Sammy’s queasiness at his mother’s lust inevitably makes his own sexuality a minefield. The family moves from Arizona to Northern California, a land of goyim where Sammy is persecuted by sandy-haired, anti-Semitic bullies who remind him of towering sequoias. His sexual awakening comes courtesy of a Christ-loving shiksa goddess who fetishizes Sammy as a “handsome Jewish boy,” just like Jesus. We’re not in “Portnoy’s Complaint” territory here—Spielberg has little taste for perversion—but we’re not that far, either. One of Sammy’s sisters points out that his homemade movies have no good parts for girls, a nod to Spielberg’s blind spot for female characters. For most of his career, daddy issues (“Hook,” “Catch Me If You Can”) have blocked out mommy issues. But “The Fabelmans” is a corrective, giving Williams, in her Gwen Verdon-brassy mode, a role that may well win her an Oscar.

​​The film’s warm reception at TIFF, where on Sunday it won the festival’s People’s Choice Award, signalled that “The Fabelmans” is now at the head of the pack in this season’s Oscar race. (This is the first in a regular column in which I’ll be covering awards season and the business of Hollywood.) Williams, especially, is a strong contender, even stronger if she runs (fairly or not) in the Best Supporting Actress category and sidesteps the more crowded Best Actress field.

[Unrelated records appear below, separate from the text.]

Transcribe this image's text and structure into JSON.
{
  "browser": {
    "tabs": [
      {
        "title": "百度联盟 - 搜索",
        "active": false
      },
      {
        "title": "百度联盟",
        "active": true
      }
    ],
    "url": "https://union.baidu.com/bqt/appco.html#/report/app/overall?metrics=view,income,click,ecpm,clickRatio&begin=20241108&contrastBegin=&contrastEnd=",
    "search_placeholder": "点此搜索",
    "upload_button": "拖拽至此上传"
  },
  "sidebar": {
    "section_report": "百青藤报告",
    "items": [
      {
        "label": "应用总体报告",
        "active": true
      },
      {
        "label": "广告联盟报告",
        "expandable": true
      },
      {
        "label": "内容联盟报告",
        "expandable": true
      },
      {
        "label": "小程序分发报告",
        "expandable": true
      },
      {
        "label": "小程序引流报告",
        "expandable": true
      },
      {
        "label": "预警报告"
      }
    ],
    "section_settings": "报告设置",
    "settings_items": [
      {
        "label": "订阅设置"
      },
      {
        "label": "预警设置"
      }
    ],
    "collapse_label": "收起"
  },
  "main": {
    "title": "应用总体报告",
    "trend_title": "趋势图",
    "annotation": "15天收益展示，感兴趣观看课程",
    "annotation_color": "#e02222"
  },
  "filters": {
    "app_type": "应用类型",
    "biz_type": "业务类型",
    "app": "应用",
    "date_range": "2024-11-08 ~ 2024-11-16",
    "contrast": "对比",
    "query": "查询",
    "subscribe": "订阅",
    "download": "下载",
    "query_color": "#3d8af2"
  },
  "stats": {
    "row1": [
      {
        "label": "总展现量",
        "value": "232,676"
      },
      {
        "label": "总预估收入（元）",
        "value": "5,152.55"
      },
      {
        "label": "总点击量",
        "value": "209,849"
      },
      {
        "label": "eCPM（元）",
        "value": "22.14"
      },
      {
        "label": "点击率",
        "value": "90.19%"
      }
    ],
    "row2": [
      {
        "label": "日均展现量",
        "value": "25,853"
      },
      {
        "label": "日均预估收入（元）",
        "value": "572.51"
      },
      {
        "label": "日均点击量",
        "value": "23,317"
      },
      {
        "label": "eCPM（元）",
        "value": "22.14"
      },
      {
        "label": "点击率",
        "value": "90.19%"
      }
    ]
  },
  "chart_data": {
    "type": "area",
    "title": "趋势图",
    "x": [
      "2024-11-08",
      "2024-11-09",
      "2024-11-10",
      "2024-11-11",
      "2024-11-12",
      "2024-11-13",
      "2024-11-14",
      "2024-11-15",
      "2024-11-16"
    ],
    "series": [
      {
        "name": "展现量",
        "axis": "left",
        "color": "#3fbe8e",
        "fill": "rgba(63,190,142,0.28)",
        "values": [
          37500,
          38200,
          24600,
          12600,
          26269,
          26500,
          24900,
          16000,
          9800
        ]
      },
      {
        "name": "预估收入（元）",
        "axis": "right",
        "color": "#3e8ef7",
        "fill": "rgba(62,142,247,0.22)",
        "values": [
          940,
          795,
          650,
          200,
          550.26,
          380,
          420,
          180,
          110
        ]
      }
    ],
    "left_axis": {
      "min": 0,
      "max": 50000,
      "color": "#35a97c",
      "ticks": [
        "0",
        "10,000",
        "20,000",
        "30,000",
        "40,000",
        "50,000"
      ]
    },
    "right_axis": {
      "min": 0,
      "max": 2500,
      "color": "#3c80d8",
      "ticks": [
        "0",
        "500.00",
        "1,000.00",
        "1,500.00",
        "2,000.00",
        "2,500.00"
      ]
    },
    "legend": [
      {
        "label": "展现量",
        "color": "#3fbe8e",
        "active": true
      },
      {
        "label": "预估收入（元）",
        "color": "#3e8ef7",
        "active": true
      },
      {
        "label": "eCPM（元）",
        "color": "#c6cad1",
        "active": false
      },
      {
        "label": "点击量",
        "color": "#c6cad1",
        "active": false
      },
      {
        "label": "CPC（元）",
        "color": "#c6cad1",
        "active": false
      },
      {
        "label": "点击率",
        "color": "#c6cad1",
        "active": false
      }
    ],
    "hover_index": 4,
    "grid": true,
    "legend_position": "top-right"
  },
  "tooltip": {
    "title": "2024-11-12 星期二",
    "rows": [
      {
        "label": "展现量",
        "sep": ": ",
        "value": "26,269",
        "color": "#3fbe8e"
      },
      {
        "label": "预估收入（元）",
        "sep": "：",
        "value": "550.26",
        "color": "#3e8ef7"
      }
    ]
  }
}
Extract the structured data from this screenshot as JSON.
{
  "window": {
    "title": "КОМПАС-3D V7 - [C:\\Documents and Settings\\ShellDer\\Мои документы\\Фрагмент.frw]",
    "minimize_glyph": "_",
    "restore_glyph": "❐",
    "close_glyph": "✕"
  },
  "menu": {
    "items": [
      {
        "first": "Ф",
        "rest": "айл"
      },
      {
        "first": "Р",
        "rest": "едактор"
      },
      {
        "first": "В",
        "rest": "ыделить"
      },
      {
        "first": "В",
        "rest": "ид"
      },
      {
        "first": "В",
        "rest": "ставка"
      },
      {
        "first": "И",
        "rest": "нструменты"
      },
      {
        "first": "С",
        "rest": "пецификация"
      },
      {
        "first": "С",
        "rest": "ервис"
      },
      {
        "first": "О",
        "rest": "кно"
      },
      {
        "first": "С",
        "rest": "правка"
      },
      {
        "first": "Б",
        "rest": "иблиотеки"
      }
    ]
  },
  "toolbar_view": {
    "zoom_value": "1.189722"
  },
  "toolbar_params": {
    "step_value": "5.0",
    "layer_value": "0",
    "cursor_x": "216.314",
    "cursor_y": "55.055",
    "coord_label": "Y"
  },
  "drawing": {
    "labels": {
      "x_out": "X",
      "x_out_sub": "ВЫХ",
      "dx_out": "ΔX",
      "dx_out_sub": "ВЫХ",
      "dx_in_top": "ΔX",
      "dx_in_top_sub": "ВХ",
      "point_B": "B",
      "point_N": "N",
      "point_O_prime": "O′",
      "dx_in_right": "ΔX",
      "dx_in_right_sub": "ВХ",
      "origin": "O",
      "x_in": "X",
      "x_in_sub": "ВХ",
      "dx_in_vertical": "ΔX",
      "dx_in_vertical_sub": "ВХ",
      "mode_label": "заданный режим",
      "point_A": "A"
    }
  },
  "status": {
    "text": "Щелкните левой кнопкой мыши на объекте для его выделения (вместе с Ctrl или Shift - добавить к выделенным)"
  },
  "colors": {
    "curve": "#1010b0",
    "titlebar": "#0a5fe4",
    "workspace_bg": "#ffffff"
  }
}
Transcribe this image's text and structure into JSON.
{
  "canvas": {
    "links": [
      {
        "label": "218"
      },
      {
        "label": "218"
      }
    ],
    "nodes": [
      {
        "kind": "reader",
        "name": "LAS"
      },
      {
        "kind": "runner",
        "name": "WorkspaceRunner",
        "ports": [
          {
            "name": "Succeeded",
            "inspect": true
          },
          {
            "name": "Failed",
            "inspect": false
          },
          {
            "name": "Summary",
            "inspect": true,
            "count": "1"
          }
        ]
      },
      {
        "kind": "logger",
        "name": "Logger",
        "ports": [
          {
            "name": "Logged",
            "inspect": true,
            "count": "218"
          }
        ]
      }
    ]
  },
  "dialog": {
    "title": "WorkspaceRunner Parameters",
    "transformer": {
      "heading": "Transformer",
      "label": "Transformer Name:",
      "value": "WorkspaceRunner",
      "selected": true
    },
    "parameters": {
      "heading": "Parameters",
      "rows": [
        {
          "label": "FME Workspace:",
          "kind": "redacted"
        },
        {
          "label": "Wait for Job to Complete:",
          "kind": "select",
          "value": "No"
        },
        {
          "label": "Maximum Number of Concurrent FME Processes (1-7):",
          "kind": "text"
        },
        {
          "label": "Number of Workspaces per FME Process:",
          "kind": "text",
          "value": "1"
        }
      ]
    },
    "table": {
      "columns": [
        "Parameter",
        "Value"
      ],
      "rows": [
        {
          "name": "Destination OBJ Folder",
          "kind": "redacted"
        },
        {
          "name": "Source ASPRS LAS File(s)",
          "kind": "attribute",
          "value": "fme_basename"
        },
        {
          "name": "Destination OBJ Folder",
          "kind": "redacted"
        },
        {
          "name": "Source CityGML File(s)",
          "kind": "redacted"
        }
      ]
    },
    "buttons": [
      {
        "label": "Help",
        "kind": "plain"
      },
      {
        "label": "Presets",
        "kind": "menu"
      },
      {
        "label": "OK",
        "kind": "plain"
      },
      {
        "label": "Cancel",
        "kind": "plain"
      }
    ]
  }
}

Judd Hirsch, who has a brief but indelible role as an older relative teaching young Sammy about the thrills and perils of the artistic life, is a good bet for Best Supporting Actor—in Toronto, his last shot got exit applause. But Spielberg himself has a spotty Oscar history. His breakout film, “Jaws,” was nominated for Best Picture, in 1976, but he was passed over for Best Directing, with a documentary crew on hand to immortalize his humiliation. Even as his hitmaker status cemented, Spielberg became notorious for losing Oscars: for “Close Encounters” (he lost to Woody Allen, for “Annie Hall”); for “Raiders of the Lost Ark” (Warren Beatty, “Reds”); for “E.T.” (Richard Attenborough, “Gandhi”). In 1986, “The Color Purple,” his adaptation of the Alice Walker novel, was nominated for eleven Oscars (but not Best Directing) and lost them all. It wasn’t until 1994, with “Schindler’s List,” that Spielberg pulled off a Best Picture–Best Directing coup, but it hasn’t happened since. In 1999, he won the directing prize again, for “Saving Private Ryan,” but it infamously lost Best Picture to “Shakespeare in Love,” which was backed by an Oscar-ravenous Harvey Weinstein. Even in more recent years, as Spielberg has aged into a Hollywood elder statesman, his serious movies (“Lincoln,” “The Post,” “West Side Story”) have got lost in the Oscar shuffle. But “The Fabelmans” asks Academy voters to consider Spielberg in a new light: not as a success story but as a wounded boy who found salvation in the movies.